Let $(c, \|.\|_{\infty})$ be the vector space of all real convergent sequence with sup norm. Is the space complete?
I know $(l^\infty, \|.\|_{\infty})$ is a Banach space and $c$ is subset of $l^\infty$. If I can show that $c$ is closed the it becomes complete. But all this is if the $c$ is known to be complete. What do you say about it? Is it complete? If not what Cauchy sequence in $c$ can you provide which is not convergent convergent with $\sup$ norm in $c$?
Best Answer
Yes, $c$ is closed. For each $n\in\mathbb N$, let $(x(n)_k)_{k\in\mathbb N}$ be an element of $c$ and suppose that $\bigl(x(n)\bigr)_{n\in\mathbb N}$ converges (in $l^\infty$) to some sequence $x=(x_n)_{n\in\mathbb N}$. For each $n\in\mathbb N$, let $l_n$ be the limit of the sequence $x(n)$. The sequence $x(n)_{n\in\mathbb N}$ is a Cauchy sequence in $l^\infty$. Therefore, $(l_n)_{n\in\mathbb N}$ is a Cauchy sequence of real numbers and so it converges to some $l\in\mathbb R$. I will prove that $\lim_{n\to\infty}x_n=l$, thereby proving that $(x_n)_{n\in\mathbb N}\in c$.

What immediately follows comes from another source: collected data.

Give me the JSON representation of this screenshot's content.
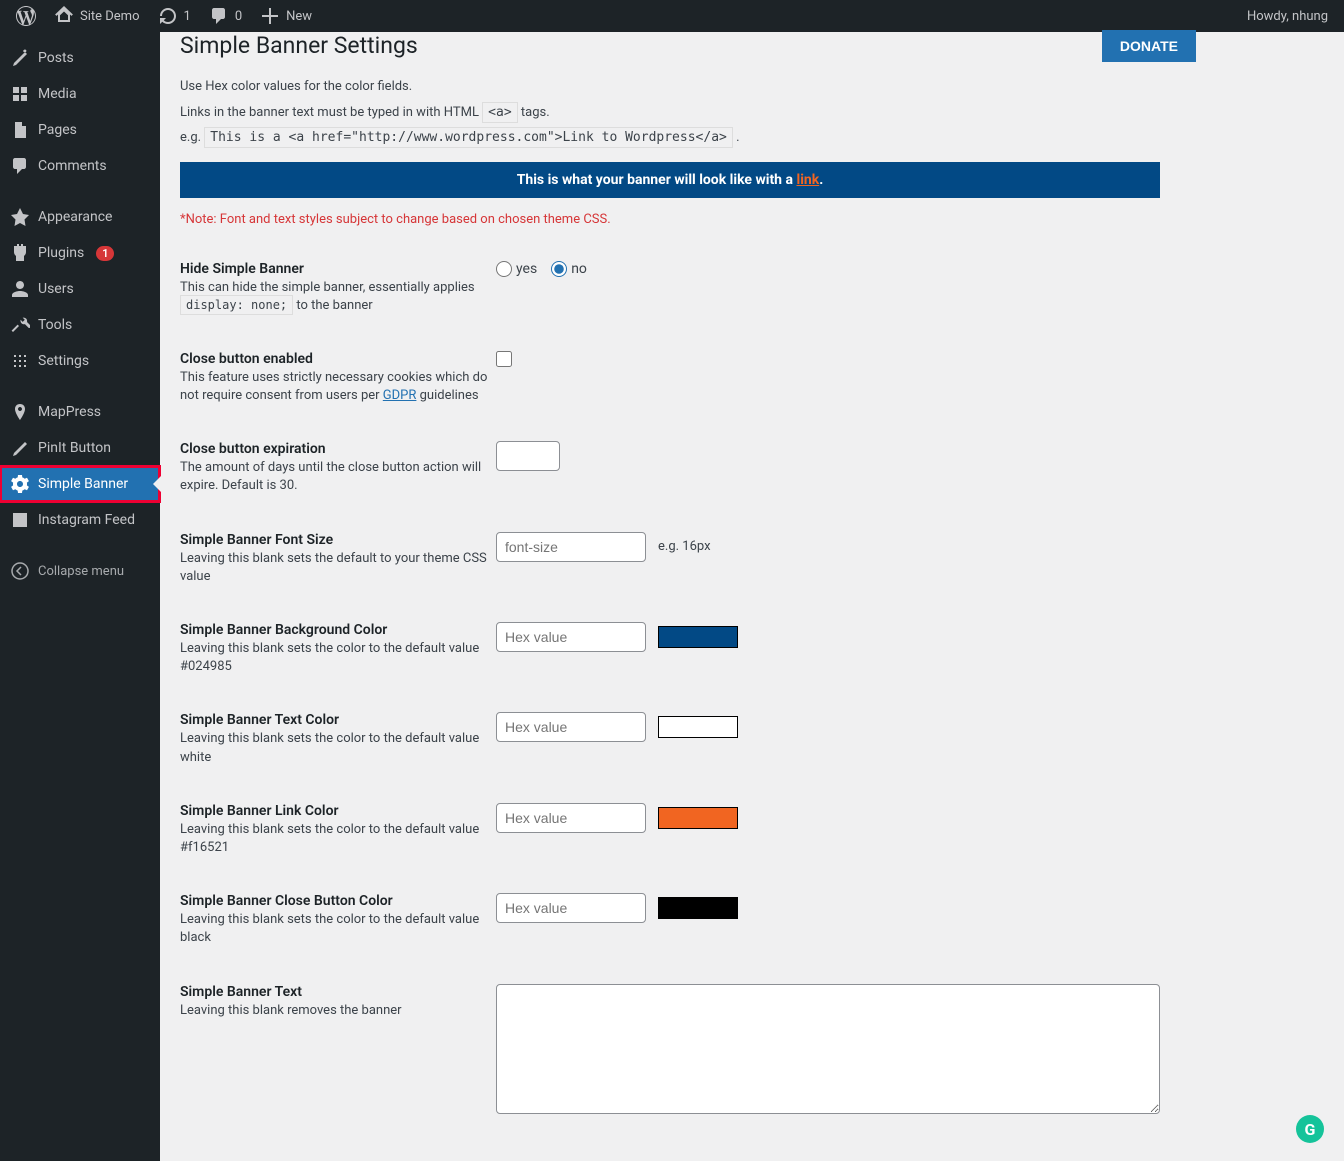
{
  "adminbar": {
    "site": "Site Demo",
    "updates": "1",
    "comments": "0",
    "new": "New",
    "howdy": "Howdy, nhung"
  },
  "sidebar": {
    "items": [
      {
        "label": "Posts"
      },
      {
        "label": "Media"
      },
      {
        "label": "Pages"
      },
      {
        "label": "Comments"
      },
      {
        "label": "Appearance"
      },
      {
        "label": "Plugins",
        "badge": "1"
      },
      {
        "label": "Users"
      },
      {
        "label": "Tools"
      },
      {
        "label": "Settings"
      },
      {
        "label": "MapPress"
      },
      {
        "label": "PinIt Button"
      },
      {
        "label": "Simple Banner"
      },
      {
        "label": "Instagram Feed"
      }
    ],
    "collapse": "Collapse menu"
  },
  "page": {
    "title": "Simple Banner Settings",
    "donate": "Donate",
    "intro1": "Use Hex color values for the color fields.",
    "intro2_a": "Links in the banner text must be typed in with HTML ",
    "intro2_code": "<a>",
    "intro2_b": " tags.",
    "intro3_a": "e.g. ",
    "intro3_code": "This is a <a href=\"http://www.wordpress.com\">Link to Wordpress</a>",
    "intro3_b": " .",
    "banner_preview_a": "This is what your banner will look like with a ",
    "banner_preview_link": "link",
    "banner_preview_b": ".",
    "note": "*Note: Font and text styles subject to change based on chosen theme CSS."
  },
  "fields": {
    "hide": {
      "label": "Hide Simple Banner",
      "desc_a": "This can hide the simple banner, essentially applies ",
      "desc_code": "display: none;",
      "desc_b": " to the banner",
      "yes": "yes",
      "no": "no"
    },
    "close_enabled": {
      "label": "Close button enabled",
      "desc_a": "This feature uses strictly necessary cookies which do not require consent from users per ",
      "desc_link": "GDPR",
      "desc_b": " guidelines"
    },
    "close_exp": {
      "label": "Close button expiration",
      "desc": "The amount of days until the close button action will expire. Default is 30."
    },
    "font_size": {
      "label": "Simple Banner Font Size",
      "desc": "Leaving this blank sets the default to your theme CSS value",
      "placeholder": "font-size",
      "hint": "e.g. 16px"
    },
    "bg_color": {
      "label": "Simple Banner Background Color",
      "desc": "Leaving this blank sets the color to the default value #024985",
      "placeholder": "Hex value",
      "swatch": "#024985"
    },
    "text_color": {
      "label": "Simple Banner Text Color",
      "desc": "Leaving this blank sets the color to the default value white",
      "placeholder": "Hex value",
      "swatch": "#ffffff"
    },
    "link_color": {
      "label": "Simple Banner Link Color",
      "desc": "Leaving this blank sets the color to the default value #f16521",
      "placeholder": "Hex value",
      "swatch": "#f16521"
    },
    "close_color": {
      "label": "Simple Banner Close Button Color",
      "desc": "Leaving this blank sets the color to the default value black",
      "placeholder": "Hex value",
      "swatch": "#000000"
    },
    "text": {
      "label": "Simple Banner Text",
      "desc": "Leaving this blank removes the banner"
    }
  }
}
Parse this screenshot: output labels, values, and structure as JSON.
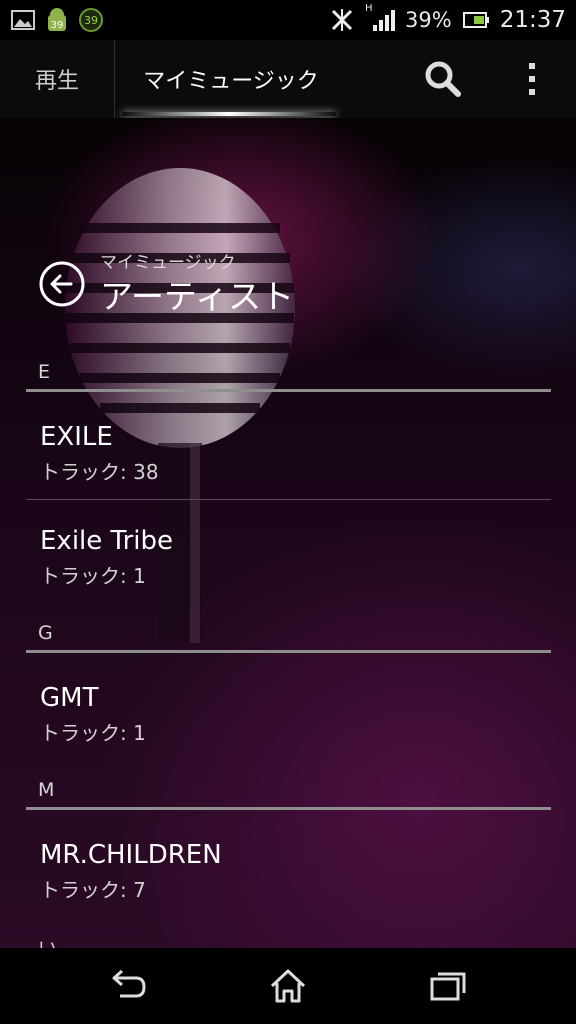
{
  "status_bar": {
    "notif_icons": [
      "gallery-icon",
      "android-update-icon",
      "update-count-badge"
    ],
    "notif_badge_1": "39",
    "notif_badge_2": "39",
    "signal_label": "H",
    "battery_percent": "39%",
    "time": "21:37"
  },
  "tabs": {
    "play_label": "再生",
    "mymusic_label": "マイミュージック"
  },
  "header": {
    "breadcrumb": "マイミュージック",
    "title": "アーティスト"
  },
  "sections": [
    {
      "letter": "E",
      "artists": [
        {
          "name": "EXILE",
          "tracks": "トラック: 38"
        },
        {
          "name": "Exile Tribe",
          "tracks": "トラック: 1"
        }
      ]
    },
    {
      "letter": "G",
      "artists": [
        {
          "name": "GMT",
          "tracks": "トラック: 1"
        }
      ]
    },
    {
      "letter": "M",
      "artists": [
        {
          "name": "MR.CHILDREN",
          "tracks": "トラック: 7"
        }
      ]
    }
  ],
  "partial_section_letter": "い",
  "colors": {
    "accent": "#ffffff",
    "background_purple": "#2b0a26",
    "divider": "#8e8e8e"
  }
}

Take $\varepsilon>0$ and take $\varepsilon'\in(0,\varepsilon)$. There is some $p\in\mathbb N$ such that$$n\geqslant p\implies\bigl\|x-x(n)\bigr\|_\infty<\varepsilon'.$$Therefore, since $l=\lim_{n\to\infty}l_n$ and $l_n=\lim x(n)$,$$n\geqslant p\implies|l-l_n|\leqslant\varepsilon'<\varepsilon.$$
Since $c$ is closed in $l^\infty$ and $l^\infty$ is complete, $c$ is complete.